I Tour Milano with My Fingertips

Sabato 4 luglio • Saturday, July 4 
Journal Entry

Wandering Via Monte Napoleone… How will I survive here without my sewing machine? I might BURST! Jil Sander and Kenzo have such details. Insets. Glorious fine fabrics. Combinations. Sander is pared. Kenzo is playful. And they both do it damn well. I tour Milano with my fingertips, taking in every contrast in fiber, weave, knit. Exquisite. My dream of such fabric. I’d love to “go underground”, into seclusion with a good machine and just a fraction of the material I encounter here. I wouldn’t even know how to handle it (the fabric)… but give me a chance to try!

Pollini Dress

Pollini Dress

OK. I just had to try it on. I was walking right across from the duomo in what is probably one of the world’s most expensive shopping districts, surrounding the Galleria, and my head whipped around when I caught sight of the fabric of this dress. It pulled me into the store, Pollini.

Pollini Dress

Pollini Dress

I walked up to the dress, pulled it off the rack and kept smiling. The fabric was a VERY sheer, somewhat stiff-bodied chiffon and it was constructed in layer-upon-layer of bias-cut, undulating ruffles. Each layer was a different stripe or polka dot in primary and secondary colors.

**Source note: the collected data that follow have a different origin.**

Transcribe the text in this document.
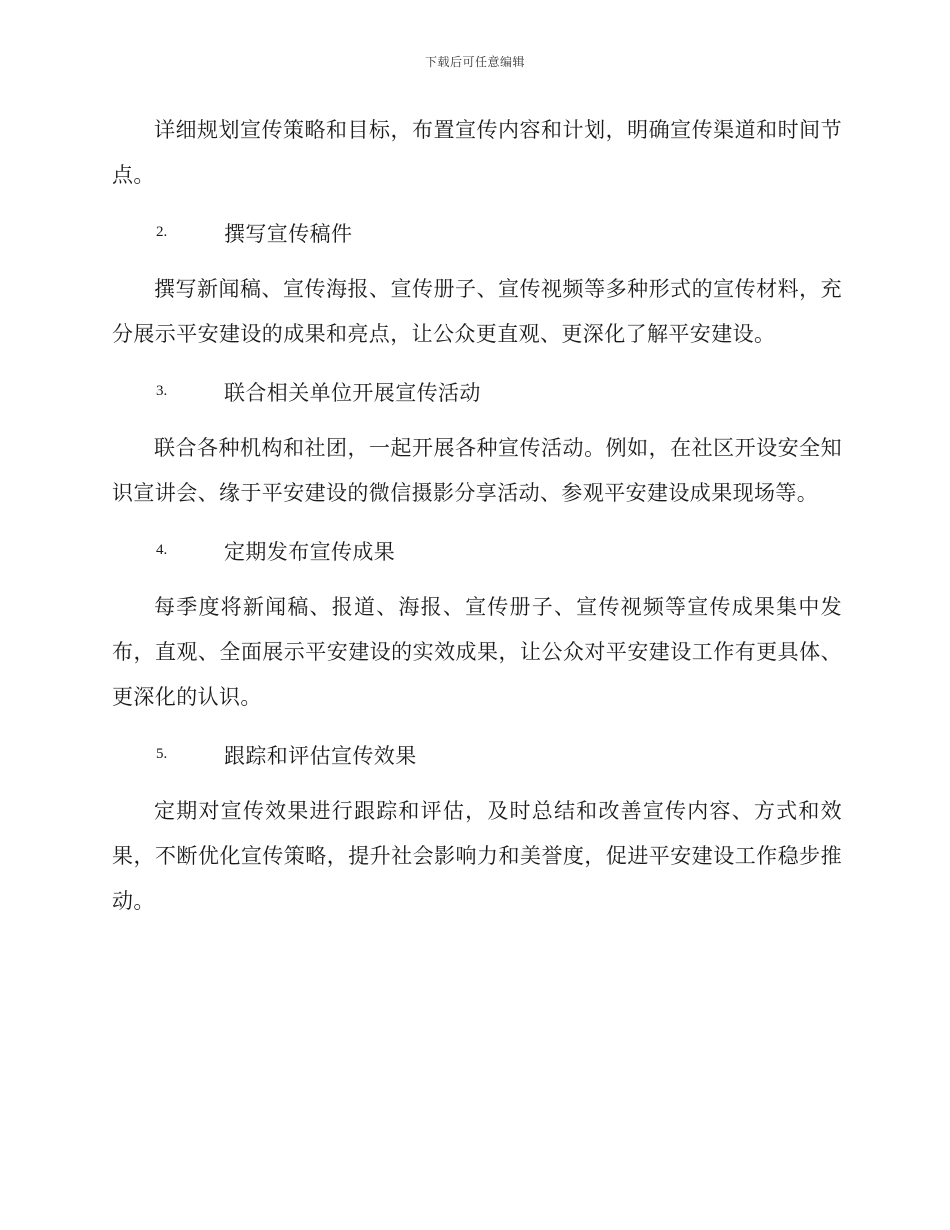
下载后可任意编辑

详细规划宣传策略和目标，布置宣传内容和计划，明确宣传渠道和时间节点。

2.	撰写宣传稿件

撰写新闻稿、宣传海报、宣传册子、宣传视频等多种形式的宣传材料，充分展示平安建设的成果和亮点，让公众更直观、更深化了解平安建设。

3.	联合相关单位开展宣传活动

联合各种机构和社团，一起开展各种宣传活动。例如，在社区开设安全知识宣讲会、缘于平安建设的微信摄影分享活动、参观平安建设成果现场等。

4.	定期发布宣传成果

每季度将新闻稿、报道、海报、宣传册子、宣传视频等宣传成果集中发布，直观、全面展示平安建设的实效成果，让公众对平安建设工作有更具体、更深化的认识。

5.	跟踪和评估宣传效果

定期对宣传效果进行跟踪和评估，及时总结和改善宣传内容、方式和效果，不断优化宣传策略，提升社会影响力和美誉度，促进平安建设工作稳步推动。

Wild. I kept smiling, the dress amused me. I twirled the dress on the hanger, just to see how the fabric moved. It was a visual feast. So much fun.

The woman at the store nudged me to try it on, so I finally gave in, (though never intending to buy it). It wasn’t the price tag (780 Euro or about $1100), but more that it wasn’t my kind of dress to wear. (It also didn’t fit me like it does the model in the photo!) It’s the kind of dress I’d hang on the wall just to please my eyes. It would be great art. (Too bad this photo, from their web site, doesn’t allow you to see the fabric patterns.)

I looked at the other clothes in the store and enjoyed the layering that they’ve integrated into the other garments. Sometimes an asymmetrical collar or skirt wrap. 

One thing about Italian clothing is the sumptuousness of the fabric! Having been a seamstress for 40 years, beautiful fabric with a “good hand” makes me swoon. I can’t even FIND fabric like that in Seattle. As meticulous as I am, I don’t know whether I’d be able to work with fabric of that quality. The threads are so fine and so “buttery soft” that it would take extreme finesse to work with it, much like a slippery silk.

But, Oh!, to TOUCH that fabric makes my heart beat faster!